Я пытался объяснить учителю Лю, но он меня не слушал. Вот так хорошего паренька, Большеротого Мо, который всегда относился к Большеротому Лю с симпатией, исключили из школы. Мое ничтожество проявилось вот в чем: несмотря на то что учитель Лю объявил о моем исключении перед всеми преподавателями и учениками, я по-прежнему любил школу и каждый день, неся за спиной прохудившийся ранец, искал возможность проникнуть тайком на ее территорию…
Сначала учитель Лю лично требовал, чтобы я убрался, но я не уходил, и тогда он выволакивал меня за ухо или за волосы, но не успевал даже вернуться к себе в кабинет, как я уже тайком пробирался внутрь.
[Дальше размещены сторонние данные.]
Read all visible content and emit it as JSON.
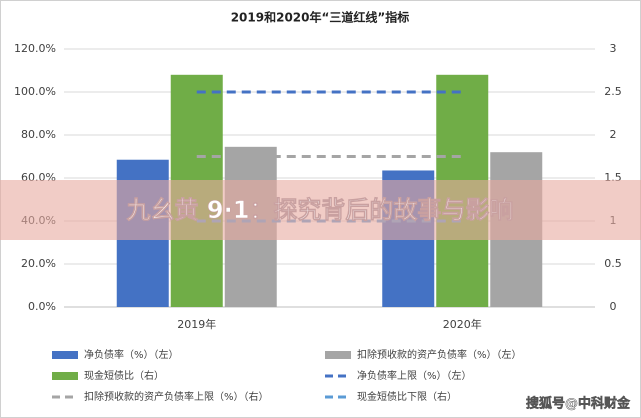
{
  "chart_data": {
    "type": "bar",
    "title": "2019和2020年“三道红线”指标",
    "categories": [
      "2019年",
      "2020年"
    ],
    "ylim": [
      0,
      120
    ],
    "yticks": [
      {
        "value": 0,
        "label": "0.0%"
      },
      {
        "value": 20,
        "label": "20.0%"
      },
      {
        "value": 40,
        "label": "40.0%"
      },
      {
        "value": 60,
        "label": "60.0%"
      },
      {
        "value": 80,
        "label": "80.0%"
      },
      {
        "value": 100,
        "label": "100.0%"
      },
      {
        "value": 120,
        "label": "120.0%"
      }
    ],
    "y2lim": [
      0,
      3
    ],
    "y2ticks": [
      0,
      0.5,
      1,
      1.5,
      2,
      2.5,
      3
    ],
    "grid": true,
    "series": [
      {
        "name": "净负债率（%）（左）",
        "color": "#4472c4",
        "kind": "bar",
        "values": [
          68.5,
          63.5
        ]
      },
      {
        "name": "现金短债比（右）",
        "color": "#70ad47",
        "kind": "bar",
        "axis": "y2",
        "values": [
          2.7,
          2.7
        ]
      },
      {
        "name": "扣除预收款的资产负债率上限（%）（右）",
        "color": "#a5a5a5",
        "kind": "line",
        "axis": "y2",
        "values": [
          1.75,
          1.75
        ]
      },
      {
        "name": "扣除预收款的资产负债率（%）（左）",
        "color": "#a5a5a5",
        "kind": "bar",
        "values": [
          74.5,
          72
        ]
      },
      {
        "name": "净负债率上限（%）（左）",
        "color": "#4472c4",
        "kind": "line",
        "values": [
          100,
          100
        ]
      },
      {
        "name": "现金短债比下限（右）",
        "color": "#5b9bd5",
        "kind": "line",
        "axis": "y2",
        "values": [
          1,
          1
        ]
      }
    ]
  },
  "overlay_text": "九幺黄 9·1：探究背后的故事与影响",
  "watermark": "搜狐号@中科财金"
}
Потом он стал отправлять нескольких высоких крепких ребят прогнать меня, но я все равно не уходил, и тогда они хватали меня за руки и за ноги, выносили за ворота и выкидывали на улицу. Но еще раньше, чем они возвращались в класс и усаживались за парты, я опять оказывался на школьном дворе. Я забивался в угол, изо всех сил съеживался, чтобы не привлекать к себе внимания окружающих, но вызвать у них сочувствие, и торчал во дворе, слушая, как школьники весело болтают и хохочут, глядя, как они бегают вприпрыжку. Но больше всего мне нравилось наблюдать за игрой в настольный теннис, причем увлекался я настолько, что на глаза часто наворачивались слезы, и я кусал кулак… А потом всем уже просто надоело меня прогонять.
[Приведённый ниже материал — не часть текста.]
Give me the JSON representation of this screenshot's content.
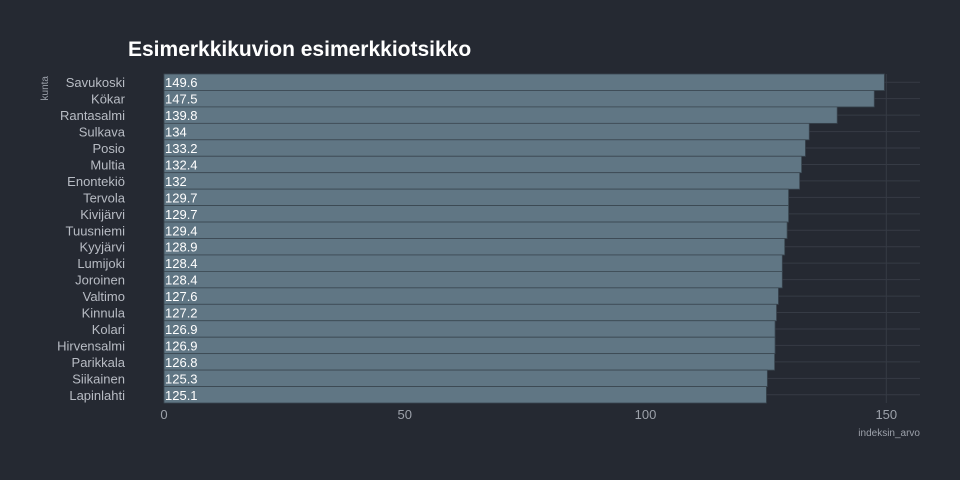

В тот осенний день сорок лет назад я тоже жался к стене, глядя, как Жаба Лю, размахивая самодельной ракеткой, размером больше обычной, а по форме напоминающей саперную лопатку, сражается с моей бывшей одноклассницей и соседкой по парте Лу Вэньли. На самом деле Лу Вэньли тоже большеротая, но ей большой рот идет и не кажется таким огромным, как у нас с учителем Лю. Даже тогда, во времена, когда крупный рот не являлся признаком красоты, она считалась почти что самой красивой девочкой в школе. Тем более ее отец работал в совхозе водителем, ездил на советском «ГАЗ-51», скоростном и внушительном. В те годы профессия водителя считалась очень почетной. Как-то раз классный руководитель задал нам написать сочинение на тему «Моя мечта», так половина мальчишек из класса написали, что хотят стать водителями. А Хэ Чжиу, самый рослый и крепкий парень в нашем классе, с прыщами по всему лицу и усиками над верхней губой, который вполне сошел бы за двадцатипятилетнего, написал просто: «У меня нет никаких других желаний. Мечтаю лишь об одном. Хочу быть папой Лу Вэньли».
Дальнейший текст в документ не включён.